Corneal properties like central corneal thickness (CCT), corneal hydration and corneal curvature can influence GAT readings. Cases with severe IFS are often associated with falsely low central GAT readings and the IOP measured may represent the pressure of the fluid-filled pocket rather than the true IOP. In post-photorefractive keratectomy and LASIK eyes, IOP measured using tonopen is reported to be more accurate than with GAT. In our case, due to IFS there was underestimation of IOP by GAT, but the tonopen recordings in the peripheral cornea were higher. To our knowledge there is no tonometer that gives accurate readings in such situations. However, in this condition, we want to know the approximate IOP range which helps us to treat the condition. In situations like ours, tonopen, Schiotz tonometer or scleral tonometers which are less likely to be influenced by corneal rigidity may be better options to measure IOP. Role of newer tonometers like ocular response analyzer (which is less likely to be affected by corneal properties) in post-LASIK eyes with IFS is not known.

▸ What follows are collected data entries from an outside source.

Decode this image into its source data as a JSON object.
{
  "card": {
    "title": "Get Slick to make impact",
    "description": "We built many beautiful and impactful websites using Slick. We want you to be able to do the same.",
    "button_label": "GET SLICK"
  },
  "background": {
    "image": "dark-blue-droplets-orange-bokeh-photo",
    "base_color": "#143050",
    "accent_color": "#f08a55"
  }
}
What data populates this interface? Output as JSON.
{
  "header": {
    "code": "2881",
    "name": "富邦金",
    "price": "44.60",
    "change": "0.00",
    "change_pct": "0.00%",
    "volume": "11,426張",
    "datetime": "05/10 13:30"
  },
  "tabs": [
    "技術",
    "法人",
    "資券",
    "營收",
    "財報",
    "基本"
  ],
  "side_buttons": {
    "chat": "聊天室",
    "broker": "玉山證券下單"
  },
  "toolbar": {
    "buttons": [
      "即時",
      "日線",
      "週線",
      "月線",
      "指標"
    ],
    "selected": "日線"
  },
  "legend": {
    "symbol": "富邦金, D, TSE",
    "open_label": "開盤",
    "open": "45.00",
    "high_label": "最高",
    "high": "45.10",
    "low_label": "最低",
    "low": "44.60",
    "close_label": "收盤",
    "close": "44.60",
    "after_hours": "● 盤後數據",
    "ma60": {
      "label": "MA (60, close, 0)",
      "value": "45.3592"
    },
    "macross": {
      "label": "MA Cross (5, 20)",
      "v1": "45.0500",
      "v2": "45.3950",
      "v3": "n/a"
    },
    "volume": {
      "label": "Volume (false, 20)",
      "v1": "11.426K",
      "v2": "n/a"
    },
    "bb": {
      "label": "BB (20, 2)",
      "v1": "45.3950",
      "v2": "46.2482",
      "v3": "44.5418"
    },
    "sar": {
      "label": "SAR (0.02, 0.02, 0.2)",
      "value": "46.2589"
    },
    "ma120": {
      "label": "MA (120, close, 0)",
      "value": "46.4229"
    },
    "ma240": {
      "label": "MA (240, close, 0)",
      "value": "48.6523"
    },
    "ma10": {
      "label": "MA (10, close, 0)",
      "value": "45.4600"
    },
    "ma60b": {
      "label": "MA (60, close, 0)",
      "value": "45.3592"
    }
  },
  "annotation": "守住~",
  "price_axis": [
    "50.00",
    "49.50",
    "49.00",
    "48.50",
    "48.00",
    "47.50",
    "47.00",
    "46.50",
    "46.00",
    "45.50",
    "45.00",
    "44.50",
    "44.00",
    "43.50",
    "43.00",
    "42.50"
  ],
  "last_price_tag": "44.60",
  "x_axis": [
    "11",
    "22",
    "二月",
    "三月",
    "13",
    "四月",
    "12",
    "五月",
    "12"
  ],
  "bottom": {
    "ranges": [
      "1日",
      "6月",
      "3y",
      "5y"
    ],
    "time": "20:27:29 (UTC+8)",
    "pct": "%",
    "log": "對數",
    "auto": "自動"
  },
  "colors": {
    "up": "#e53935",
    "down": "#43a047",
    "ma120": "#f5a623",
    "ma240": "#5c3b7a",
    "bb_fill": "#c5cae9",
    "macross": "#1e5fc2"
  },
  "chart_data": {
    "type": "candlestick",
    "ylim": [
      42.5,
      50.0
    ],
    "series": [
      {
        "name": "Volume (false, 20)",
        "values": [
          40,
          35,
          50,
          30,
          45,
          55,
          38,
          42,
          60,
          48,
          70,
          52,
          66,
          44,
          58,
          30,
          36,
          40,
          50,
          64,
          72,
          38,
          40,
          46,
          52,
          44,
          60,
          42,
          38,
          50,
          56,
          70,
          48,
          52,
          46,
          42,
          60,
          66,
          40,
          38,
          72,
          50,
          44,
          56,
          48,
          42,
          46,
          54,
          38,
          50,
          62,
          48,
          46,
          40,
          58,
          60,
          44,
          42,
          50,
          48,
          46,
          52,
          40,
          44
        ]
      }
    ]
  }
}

With the increasing use of LASIK, clinicians are more likely to encounter a clinical situation like ours. Frequency of steroid responsiveness is much higher in myopes. In these people in the post-LASIK period, limiting the instillation of topical corticosteroids and measuring the IOP after routine LASIK surgery are probably the easiest and most important steps to prevent IFS.
A high index of suspicion is important in making a diagnosis of IFS. IFS should be suspected when there is LASIK flap edema and IOP readings using GAT are low. Lack of awareness that GAT readings can lead to erroneously low IOP measurements in eyes with IFS can lead to misdiagnosis and inappropriate treatments resulting in irreversible loss of vision.